The U.S. banned most oil exports after the Arab oil embargo of the 1970s.

While supermajor oil companies like ExxonMobil and ConocoPhillips are keen to see the American ban on oil exports lifted, at least one big U.S. refiner, Valero Energy (NYSE:VLO), is speaking out against the gaining momentum behind the idea.  

Valero Energy Corp. (VLO), which has profited from the ban, buys cheap oil in the U.S. and sells gasoline and diesel to Europe, Latin America, and West Africa. Valero is fearful that its profits would take a hit because lifting the crude-export ban would potentially raise oil prices at home and in turn push prices up at the gas pump, leading to refinery closures that have only just recouped from earlier high oil-import prices.

But not all refiners agree with Valero -- on principle. Phillips 66 (UNKNOWN:PDX.DL2) says exports of crude oil and other products are good for the U.S. and contribute to a strong balance of trade, and Marathon Petroleum says it supports free markets. Tesoro Corp. has also lined up for exports.
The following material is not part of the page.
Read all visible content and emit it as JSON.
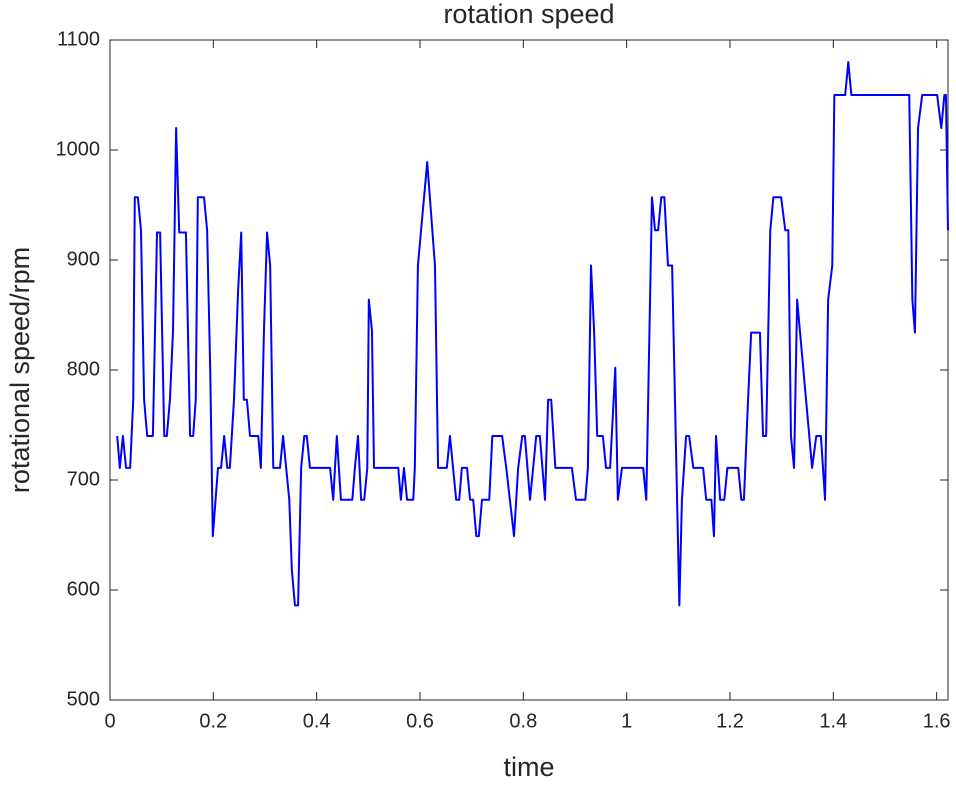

"We don't oppose lifting the crude-oil export ban, as we fully support free markets," Marathon spokeswoman Stefanie Griffith said in an emailed statement to Reuters.

Phillips 66 says exports of crude oil and other products "are good for our country and contribute to a strong balance of trade," Reuters quoted a spokesman as saying.

Increasingly, it looks like Valero is alone in its fight against lifting the export ban, which is indicative of how things will go -- eventually.

"We are not dealing with an era of scarcity, we are dealing with a situation of abundance," Ken Cohen, Exxon's vice president of public and government affairs, told The Wall Street Journal.

Epitaphs like this one are clearly gaining ground in the debate led by Senator Lisa Murkowsi.

Murkowsi plans to introduce legislation to lift the ban this year -- which will make the issue the biggest one of 2014, even bigger than Keystone XL.